Latest WHO data on child obesity shows that Southern European countries have the highest rate of child obesity

Peer-Reviewed Publication

European Association for the Study of Obesity

The latest data (2015-17) from the WHO Childhood Obesity Surveillance initiative show that southern European countries have the highest rate of child obesity. In Italy, Cyprus, Spain, Greece, Malta and San Marino approximately 1 in 5 boys (ranging from 18% to 21%) are obese. France, Norway, Ireland, Latvia and Denmark are among the countries with the lowest rates, ranging from 5% to 9% in either sex. Despite the overall high rate of overweight and obesity in countries from Southern Europe, in several there has been a decrease.

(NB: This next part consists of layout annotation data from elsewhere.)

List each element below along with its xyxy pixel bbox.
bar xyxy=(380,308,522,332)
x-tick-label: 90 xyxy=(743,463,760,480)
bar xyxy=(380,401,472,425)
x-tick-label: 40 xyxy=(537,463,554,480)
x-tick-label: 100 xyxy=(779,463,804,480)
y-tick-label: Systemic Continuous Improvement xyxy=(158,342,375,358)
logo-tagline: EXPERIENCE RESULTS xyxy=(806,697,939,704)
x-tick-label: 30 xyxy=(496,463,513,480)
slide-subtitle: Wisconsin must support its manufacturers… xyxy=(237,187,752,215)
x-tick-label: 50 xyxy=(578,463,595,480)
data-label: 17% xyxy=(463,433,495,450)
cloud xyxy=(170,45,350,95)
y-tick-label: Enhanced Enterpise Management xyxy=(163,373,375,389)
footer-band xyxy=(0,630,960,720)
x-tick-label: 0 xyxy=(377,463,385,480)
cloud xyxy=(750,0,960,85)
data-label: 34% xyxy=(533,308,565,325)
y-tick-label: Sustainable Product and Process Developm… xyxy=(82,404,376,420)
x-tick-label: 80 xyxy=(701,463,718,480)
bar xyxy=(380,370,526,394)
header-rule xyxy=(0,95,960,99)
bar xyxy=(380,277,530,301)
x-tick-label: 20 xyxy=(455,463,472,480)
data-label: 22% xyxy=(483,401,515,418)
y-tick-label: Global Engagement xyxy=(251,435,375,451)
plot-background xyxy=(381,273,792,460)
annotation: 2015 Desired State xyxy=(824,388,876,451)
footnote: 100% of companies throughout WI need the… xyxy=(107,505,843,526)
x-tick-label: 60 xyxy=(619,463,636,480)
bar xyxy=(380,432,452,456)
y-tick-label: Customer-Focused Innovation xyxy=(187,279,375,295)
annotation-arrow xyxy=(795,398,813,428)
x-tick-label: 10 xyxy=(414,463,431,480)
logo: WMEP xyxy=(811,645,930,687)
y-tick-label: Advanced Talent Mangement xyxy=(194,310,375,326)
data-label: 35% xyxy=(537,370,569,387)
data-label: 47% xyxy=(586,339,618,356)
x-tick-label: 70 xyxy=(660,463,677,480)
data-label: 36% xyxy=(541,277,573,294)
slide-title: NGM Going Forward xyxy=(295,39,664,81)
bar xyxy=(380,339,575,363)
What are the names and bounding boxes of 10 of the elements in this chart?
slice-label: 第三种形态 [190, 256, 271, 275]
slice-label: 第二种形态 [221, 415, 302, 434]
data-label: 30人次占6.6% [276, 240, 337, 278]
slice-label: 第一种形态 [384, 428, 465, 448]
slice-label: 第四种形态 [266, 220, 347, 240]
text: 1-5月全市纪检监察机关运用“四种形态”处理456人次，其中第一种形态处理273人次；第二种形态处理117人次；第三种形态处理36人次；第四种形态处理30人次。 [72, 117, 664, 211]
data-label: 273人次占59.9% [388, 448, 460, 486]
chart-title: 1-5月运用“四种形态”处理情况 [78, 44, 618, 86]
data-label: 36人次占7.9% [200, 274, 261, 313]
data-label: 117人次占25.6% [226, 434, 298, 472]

The WHO European Childhood Obesity Surveillance Initiative (or COSI), is a unique system that for over 10 years has measured trends in overweight and obesity among primary school aged children. COSI involves taking standardized weight and height measurements from around 250 000 children across the WHO European Region (aged 6 TO 9 years), providing nationally representative data for participating countries, as well as a large Region-wide data set for analysis of the determinants of childhood overweight and obesity. The latest data is the fourth round of analysis from this project.

"In countries like Italy, Portugal, Spain and Greece although rates are high there has been an important decrease which is attributable to a very significant effort that these countries have put in recent years into management and prevention of childhood obesity," says Dr Joao Breda, Head of the WHO European Office for Prevention and Control of Noncommunicable Diseases, Moscow, Russia.

A total of 38 countries in the WHO region participated in this round of data submission, with 34 submitting overweight and obesity data for both girls and boys. However, some large countries, such as the UK and Germany, do not take part. The UK, for example, has its own surveillance system for obesity in children aged both 4-5 years and 10-11 years.

Many countries also submitted other nutritional data, such as eating habits, as part of the programme. Encouragingly, there were several countries in which three quarters or more of boys and girls are eating fruit either every day or most days (between 4-6) of the week. These include Ireland, Denmark, Albania, Montenegro, Portugal, Italy, San Marino, Russia (Moscow) and Turkmenistan. (data from the rest of Scandinavia and France was not available here). Children in these countries also had lower consumption of foods like pizza, French fries, fried potatoes, hamburgers, sausages or meat pies, consuming them 1-3 days per week or never. Other data collected by the project include that on parent's opinion of the child's weight status, and also physical activity habits, although again not all of the 34 countries submitted data here.

Dr Breda says: "It is crucial to increase the consumption of fruit and vegetables in children, while reducing their intake of sweets and particularly sugary soft drinks. It also very important to increase the awareness of parents and families to the problem of child obesity, given that our data show that many mothers do not recognise their children as overweight or obese."

He concludes: "Our surveillance system which is the biggest in the world of its kind, is critically important because it will provide intelligence in terms of the size of the problem, its determinants and progress made by countries. Some countries involved having been collecting these data since we began in 2007 and soon a trend analysis will be available. The data is really useful for policy makers. To make the right decisions, policy makers need to know both their country's own data around child obesity, and if policies have made a difference. A monitoring tool like COSI will sound the alarm bell if we are not achieving our universal aim of decreasing child obesity rates across Europe."